El payaso se atragantó y desvió la mirada, y la emoción de Ígur cambió violentamente de rumbo. He aquí la renovación de un malentendido, carne mortificada hacia la completación de la sangre. ¡Que los ojos que no quieran apagarse en el desastre rehusado no se aparten del espejo que sobrevive a todos los apedreamientos! El payaso retrocedió tambaleándose, ¡tienen que verlo los niños! El payaso volvió al rincón, finalmente objeto informe en posición de reposo, e Ígur se fue al Palacio Conti.

Cruzado sin la complacencia habitual el Puente de los Cocineros, Ígur abrió la puerta de servicio y fue recibido por la camarera de los grandes días.

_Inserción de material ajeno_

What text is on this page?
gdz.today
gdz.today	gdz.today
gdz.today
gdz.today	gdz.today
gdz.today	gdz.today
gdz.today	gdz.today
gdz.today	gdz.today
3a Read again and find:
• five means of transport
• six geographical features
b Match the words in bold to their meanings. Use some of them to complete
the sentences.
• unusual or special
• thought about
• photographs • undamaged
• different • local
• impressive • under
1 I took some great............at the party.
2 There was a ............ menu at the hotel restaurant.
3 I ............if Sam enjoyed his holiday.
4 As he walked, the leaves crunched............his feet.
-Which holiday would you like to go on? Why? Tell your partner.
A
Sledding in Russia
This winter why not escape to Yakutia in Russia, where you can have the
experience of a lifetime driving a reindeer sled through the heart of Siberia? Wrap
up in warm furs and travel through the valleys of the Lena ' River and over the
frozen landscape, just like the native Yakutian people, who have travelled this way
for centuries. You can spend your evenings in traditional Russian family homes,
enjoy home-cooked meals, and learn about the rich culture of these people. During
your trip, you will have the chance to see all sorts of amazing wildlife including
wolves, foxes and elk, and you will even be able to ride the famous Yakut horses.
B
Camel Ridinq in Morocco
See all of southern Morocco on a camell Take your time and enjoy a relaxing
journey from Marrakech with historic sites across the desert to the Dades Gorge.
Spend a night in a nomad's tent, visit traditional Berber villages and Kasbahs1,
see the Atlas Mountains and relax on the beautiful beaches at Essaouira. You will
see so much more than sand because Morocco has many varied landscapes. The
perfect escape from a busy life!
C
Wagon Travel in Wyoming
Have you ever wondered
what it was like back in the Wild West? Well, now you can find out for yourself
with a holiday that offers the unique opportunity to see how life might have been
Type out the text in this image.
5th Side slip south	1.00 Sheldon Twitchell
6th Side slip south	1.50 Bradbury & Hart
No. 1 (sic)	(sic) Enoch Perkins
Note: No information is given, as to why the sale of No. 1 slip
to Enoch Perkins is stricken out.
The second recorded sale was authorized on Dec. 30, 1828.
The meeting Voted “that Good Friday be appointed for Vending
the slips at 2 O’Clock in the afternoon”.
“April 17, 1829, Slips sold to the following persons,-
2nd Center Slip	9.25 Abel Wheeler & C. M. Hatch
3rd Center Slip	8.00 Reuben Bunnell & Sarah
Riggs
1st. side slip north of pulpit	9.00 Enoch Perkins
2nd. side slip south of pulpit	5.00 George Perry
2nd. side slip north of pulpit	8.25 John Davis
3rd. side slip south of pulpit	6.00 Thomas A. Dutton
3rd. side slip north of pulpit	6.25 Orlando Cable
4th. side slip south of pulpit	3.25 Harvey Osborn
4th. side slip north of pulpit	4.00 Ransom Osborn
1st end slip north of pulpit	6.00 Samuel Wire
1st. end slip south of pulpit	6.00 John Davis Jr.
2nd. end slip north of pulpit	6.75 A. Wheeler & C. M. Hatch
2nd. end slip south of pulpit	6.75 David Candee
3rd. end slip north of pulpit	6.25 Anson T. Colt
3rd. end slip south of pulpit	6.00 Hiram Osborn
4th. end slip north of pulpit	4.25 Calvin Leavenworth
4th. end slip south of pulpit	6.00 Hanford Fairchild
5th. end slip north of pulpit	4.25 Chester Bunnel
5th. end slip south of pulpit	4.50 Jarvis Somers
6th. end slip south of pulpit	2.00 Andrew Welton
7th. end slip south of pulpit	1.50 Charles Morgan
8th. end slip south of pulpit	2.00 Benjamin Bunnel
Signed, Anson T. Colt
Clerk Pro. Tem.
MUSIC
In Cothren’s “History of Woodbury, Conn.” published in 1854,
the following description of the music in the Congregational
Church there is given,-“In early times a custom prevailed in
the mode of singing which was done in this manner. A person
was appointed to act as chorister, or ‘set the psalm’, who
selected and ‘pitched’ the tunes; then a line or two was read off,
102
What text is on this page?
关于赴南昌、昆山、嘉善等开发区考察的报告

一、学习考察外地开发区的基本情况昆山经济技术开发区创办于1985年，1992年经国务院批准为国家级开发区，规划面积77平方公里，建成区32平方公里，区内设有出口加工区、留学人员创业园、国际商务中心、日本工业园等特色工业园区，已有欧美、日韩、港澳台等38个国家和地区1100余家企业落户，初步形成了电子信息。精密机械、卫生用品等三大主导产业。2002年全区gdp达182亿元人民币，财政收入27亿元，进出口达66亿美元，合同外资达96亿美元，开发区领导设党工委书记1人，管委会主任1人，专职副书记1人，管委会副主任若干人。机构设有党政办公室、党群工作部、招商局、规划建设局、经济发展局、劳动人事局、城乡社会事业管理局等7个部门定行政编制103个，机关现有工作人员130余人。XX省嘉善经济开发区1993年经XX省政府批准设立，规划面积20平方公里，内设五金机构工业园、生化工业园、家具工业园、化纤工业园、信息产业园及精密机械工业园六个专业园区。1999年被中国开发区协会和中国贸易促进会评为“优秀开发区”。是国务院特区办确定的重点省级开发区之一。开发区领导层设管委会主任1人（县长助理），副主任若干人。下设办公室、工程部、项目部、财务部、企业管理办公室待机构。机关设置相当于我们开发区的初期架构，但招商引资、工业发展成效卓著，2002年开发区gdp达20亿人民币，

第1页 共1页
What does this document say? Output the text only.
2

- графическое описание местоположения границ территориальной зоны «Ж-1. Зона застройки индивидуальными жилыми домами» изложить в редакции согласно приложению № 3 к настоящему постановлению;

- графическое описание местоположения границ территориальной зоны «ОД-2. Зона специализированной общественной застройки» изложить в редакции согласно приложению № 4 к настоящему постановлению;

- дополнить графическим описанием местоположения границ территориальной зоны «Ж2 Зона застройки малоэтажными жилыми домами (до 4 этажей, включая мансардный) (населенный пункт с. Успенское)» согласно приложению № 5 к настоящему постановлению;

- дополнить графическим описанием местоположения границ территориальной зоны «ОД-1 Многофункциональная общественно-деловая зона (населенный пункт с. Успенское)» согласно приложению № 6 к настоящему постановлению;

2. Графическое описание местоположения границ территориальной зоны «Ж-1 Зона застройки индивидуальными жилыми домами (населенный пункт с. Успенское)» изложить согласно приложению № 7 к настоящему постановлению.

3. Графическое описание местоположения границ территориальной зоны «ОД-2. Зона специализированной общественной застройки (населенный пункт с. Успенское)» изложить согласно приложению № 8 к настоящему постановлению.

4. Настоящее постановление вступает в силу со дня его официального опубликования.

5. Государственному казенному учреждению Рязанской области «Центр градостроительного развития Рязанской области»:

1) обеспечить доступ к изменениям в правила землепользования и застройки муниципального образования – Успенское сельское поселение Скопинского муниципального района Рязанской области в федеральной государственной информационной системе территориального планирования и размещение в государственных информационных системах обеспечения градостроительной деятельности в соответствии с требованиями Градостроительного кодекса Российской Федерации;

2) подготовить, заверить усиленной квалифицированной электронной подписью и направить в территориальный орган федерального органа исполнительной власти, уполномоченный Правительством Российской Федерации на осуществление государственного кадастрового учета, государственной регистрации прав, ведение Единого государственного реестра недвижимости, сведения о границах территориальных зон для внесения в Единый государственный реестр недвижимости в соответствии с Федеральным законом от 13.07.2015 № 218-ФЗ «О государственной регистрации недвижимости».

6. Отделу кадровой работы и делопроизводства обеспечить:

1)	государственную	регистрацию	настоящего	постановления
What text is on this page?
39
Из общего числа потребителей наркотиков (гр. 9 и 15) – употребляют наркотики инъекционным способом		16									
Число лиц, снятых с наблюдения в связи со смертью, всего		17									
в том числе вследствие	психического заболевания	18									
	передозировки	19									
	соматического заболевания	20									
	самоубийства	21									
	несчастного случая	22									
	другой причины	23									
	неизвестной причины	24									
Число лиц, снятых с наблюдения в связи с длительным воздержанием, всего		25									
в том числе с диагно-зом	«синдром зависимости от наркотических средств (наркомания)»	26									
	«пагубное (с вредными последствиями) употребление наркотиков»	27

– ¡Caballero Neblí, qué bien os sienta este peinado!

Ígur la miró torvamente, pero ella ni lo debió notar; por el camino de siempre fueron a la sala privada donde ya estaban Madame Conti, Fei y el Barón Boris Uranisor. Todos se fijaron en el pelo severamente cortado de Ígur.

– Querido Caballero -dijo Isabel-, ¿qué te ha pasado? ¿Tienes piojos?

Boris tomó cartas en el asunto.

– Los motivos del Caballero exceden las posibilidades de esta conversación.

– No hay nada que exceda las posibilidades de una conversación en mi casa, Barón -dijo Madame-, y no creo que nuestro amigo sea ningún alma indefensa que reclame tu protección.

En ese momento entró Sadó, e Ígur sintió la sacudida de la sangre. Estaba más bella que nunca, de negro y rojo y con el esplendor de todos los astros en la cara. Una vez hubo saludado a todos, hizo un aparte con Ígur.

– Hace tiempo que no vienes a verme -le dijo con una sonrisa inquietante y que tranquilizaba a la vez.

Ígur quería preguntar, pero temía revelaciones destructivas, y miró de reojo a Fei, que parecía estar muy animada charlando con Boris.

– Me han hablado de tu padre, de cuando eras pequeña y te fuiste a vivir con Debrel y Guipria.

– ¿Ah sí? -dijo ella sonriente, e Ígur perdió el control de su propia expresión. Cuando Sadó soltó una carcajada, Ígur se dio cuenta de que le había puesto en las manos un arma para aniquilarlo cuando quisiera. Ella continuaba riendo-. ¡Fue una época divertida! Los que más me querían eran el Duque y su hijo.

Puso una cara evocadora. Ígur apuntó.

– ¿El Duque y su hijo?

– Pero yo con ellos no estaba demasiado por la labor -le tocó la mejilla riendo-; la verdad es que nada de esa época tiene demasiada importancia -se reía mirándole a los ojos-, porque no llegué a querer a nadie de verdad. -Ígur se complació imaginando a su padre, al Duque, al hijo del Duque… ¿uno por uno, en épocas sucesivas?, ¿con alternancias caprichosas?, ¿todos a la vez, en orgías? Ella suavizó la sonrisa y detuvo el mariposeo de sus ojos de oro-. Con Kim fue diferente -levantó la vista y volvió a reír-. ¡Te sienta muy bien el pelo corto!